Canadian Travel and Tourism Roundtable: “Not far enough”
“In effect, today’s announcement opens the door to Canadians looking to support U.S. businesses like malls, hotels, and airports in advance of the holiday season, while firmly closing the door on Americans looking to visit Canada and support our domestic businesses, who are struggling after nearly two-years of pandemic closures. All American travellers looking to visit Canada still require a pre-departure PCR test to visit Canada,” said Perrin Beatty, Co-Chair of the Canadian Travel and Tourism Roundtable (“The Roundtable”) and President & CEO of the Canadian Chamber of Commerce on Friday.
According to a statement issued by the Roundtable, “The industry welcomes the decision to recognize WHO approved vaccines, which supports the sector’s recovery. However, while today marks a very small step in the right direction, it does not go far enough to help rebuild an industry devastated by COVID-19 pandemic.”
The organization is calling on Ottawa to immediately drop all testing requirements for fully vaccinated arrivals into Canada.
“Canada stands alone as the only country in the world that is basing its travel rules on trip duration rather than vaccination status. To help rebuild Canada’s tourism industry we need testing requirements that are consistent with those in place in other countries. And we need to harmonize those requirements across all modes of transportation be it by plane, car, boat, coach or train,” said Beth Potter, Co-Chair of the Canadian Travel and Tourism Roundtable and President & CEO of the Tourism Industry Association of Canada.
National Airlines Council of Canada: “It is not the duration of the trip or the nationality of the passenger that is relevant”
Canada’s major airlines agree.
Mike McNaney, President and CEO of the National Airlines Council of Canada, which represents Canada’s largest air carriers (Air Canada, Air Transat, Jazz and WestJet) also issued a statement in response to Friday’s announcement.
“PCR tests are expensive and unduly increase the cost of travel, in particular for families. But, by only focussing on short trips and Canadian travellers, the government has taken a piecemeal approach that is not justified nor based on science. To our knowledge, no other country in the world has adopted such a narrow approach,” his statement said.
“The pre-departure testing regime was implemented well before vaccines entered widespread use and vaccination became a requirement to travel. The pre-departure test is simply no longer justified for fully vaccinated travellers.
“It is not the duration of the trip or the nationality of the passenger that is relevant, but rather the vaccination status of the traveller that is key.
“Today’s announcement will continue to create confusion for consumers. What was needed was a clear one-time policy change. We are therefore calling on the government to provide a clear timeline on when trips longer than 72 hours will no longer require a PCR test regardless of the travellers’ nationality,” he concluded.
Opposition Critics: A “Confusing” “Half Measure”
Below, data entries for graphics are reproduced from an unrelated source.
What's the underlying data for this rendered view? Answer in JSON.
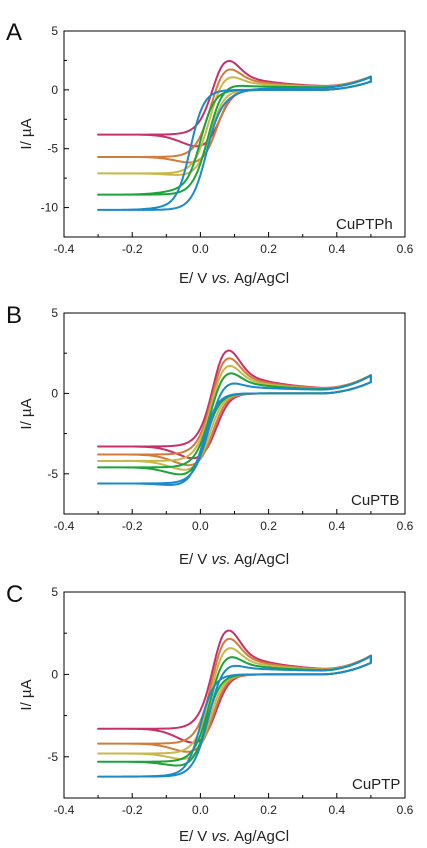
{
  "colors": {
    "series": [
      "#c8306a",
      "#d17c3a",
      "#c8b84a",
      "#1aa43a",
      "#1a8ac8"
    ]
  },
  "chart_data": [
    {
      "type": "line",
      "panel": "A",
      "sample": "CuPTPh",
      "xlabel_prefix": "E/ V ",
      "xlabel_italic": "vs.",
      "xlabel_suffix": " Ag/AgCl",
      "ylabel": "I/ µA",
      "xlim": [
        -0.4,
        0.6
      ],
      "ylim": [
        -12.5,
        5
      ],
      "xticks": [
        -0.4,
        -0.2,
        0.0,
        0.2,
        0.4,
        0.6
      ],
      "xtick_labels": [
        "-0.4",
        "-0.2",
        "0.0",
        "0.2",
        "0.4",
        "0.6"
      ],
      "yticks": [
        -10,
        -5,
        0,
        5
      ],
      "ytick_labels": [
        "-10",
        "-5",
        "0",
        "5"
      ],
      "grid": false,
      "series": [
        {
          "anodic_peak": 2.9,
          "cathodic_end": -3.8,
          "cathodic_min": -5.8,
          "cathodic_peak_e": 0.01
        },
        {
          "anodic_peak": 2.2,
          "cathodic_end": -5.7,
          "cathodic_min": -6.8,
          "cathodic_peak_e": 0.0
        },
        {
          "anodic_peak": 1.5,
          "cathodic_end": -7.1,
          "cathodic_min": -7.5,
          "cathodic_peak_e": -0.02
        },
        {
          "anodic_peak": 0.6,
          "cathodic_end": -8.9,
          "cathodic_min": -8.4,
          "cathodic_peak_e": -0.05
        },
        {
          "anodic_peak": -0.3,
          "cathodic_end": -10.2,
          "cathodic_min": -9.9,
          "cathodic_peak_e": -0.08
        }
      ]
    },
    {
      "type": "line",
      "panel": "B",
      "sample": "CuPTB",
      "xlabel_prefix": "E/ V ",
      "xlabel_italic": "vs.",
      "xlabel_suffix": " Ag/AgCl",
      "ylabel": "I/ µA",
      "xlim": [
        -0.4,
        0.6
      ],
      "ylim": [
        -7.5,
        5
      ],
      "xticks": [
        -0.4,
        -0.2,
        0.0,
        0.2,
        0.4,
        0.6
      ],
      "xtick_labels": [
        "-0.4",
        "-0.2",
        "0.0",
        "0.2",
        "0.4",
        "0.6"
      ],
      "yticks": [
        -5,
        0,
        5
      ],
      "ytick_labels": [
        "-5",
        "0",
        "5"
      ],
      "grid": false,
      "series": [
        {
          "anodic_peak": 3.1,
          "cathodic_end": -3.3,
          "cathodic_min": -4.8,
          "cathodic_peak_e": 0.0
        },
        {
          "anodic_peak": 2.6,
          "cathodic_end": -3.8,
          "cathodic_min": -5.2,
          "cathodic_peak_e": -0.01
        },
        {
          "anodic_peak": 2.1,
          "cathodic_end": -4.2,
          "cathodic_min": -5.4,
          "cathodic_peak_e": -0.02
        },
        {
          "anodic_peak": 1.6,
          "cathodic_end": -4.6,
          "cathodic_min": -5.6,
          "cathodic_peak_e": -0.03
        },
        {
          "anodic_peak": 0.9,
          "cathodic_end": -5.6,
          "cathodic_min": -5.9,
          "cathodic_peak_e": -0.04
        }
      ]
    },
    {
      "type": "line",
      "panel": "C",
      "sample": "CuPTP",
      "xlabel_prefix": "E/ V ",
      "xlabel_italic": "vs.",
      "xlabel_suffix": " Ag/AgCl",
      "ylabel": "I/ µA",
      "xlim": [
        -0.4,
        0.6
      ],
      "ylim": [
        -7.5,
        5
      ],
      "xticks": [
        -0.4,
        -0.2,
        0.0,
        0.2,
        0.4,
        0.6
      ],
      "xtick_labels": [
        "-0.4",
        "-0.2",
        "0.0",
        "0.2",
        "0.4",
        "0.6"
      ],
      "yticks": [
        -5,
        0,
        5
      ],
      "ytick_labels": [
        "-5",
        "0",
        "5"
      ],
      "grid": false,
      "series": [
        {
          "anodic_peak": 3.1,
          "cathodic_end": -3.3,
          "cathodic_min": -5.0,
          "cathodic_peak_e": 0.0
        },
        {
          "anodic_peak": 2.6,
          "cathodic_end": -4.2,
          "cathodic_min": -5.3,
          "cathodic_peak_e": -0.01
        },
        {
          "anodic_peak": 2.0,
          "cathodic_end": -4.8,
          "cathodic_min": -5.6,
          "cathodic_peak_e": -0.02
        },
        {
          "anodic_peak": 1.4,
          "cathodic_end": -5.3,
          "cathodic_min": -5.9,
          "cathodic_peak_e": -0.03
        },
        {
          "anodic_peak": 0.8,
          "cathodic_end": -6.2,
          "cathodic_min": -6.1,
          "cathodic_peak_e": -0.05
        }
      ]
    }
  ]
}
According to Global News, the industry’s position mirrors that of the Opposition in government, which is expected “to press the government on the new rules when the new Parliament opens.”
Conservative MP and transport critic Melissa Lantsman calls the new rules “a half measure.”
“I think it’s confusing, and I think that the prime minister ought to start listening to his own expert advisory panel,” she said.
“Scrapping the PCR test is where we need to go. We need to do it for our economy. We need to do it to get in line with our allies.”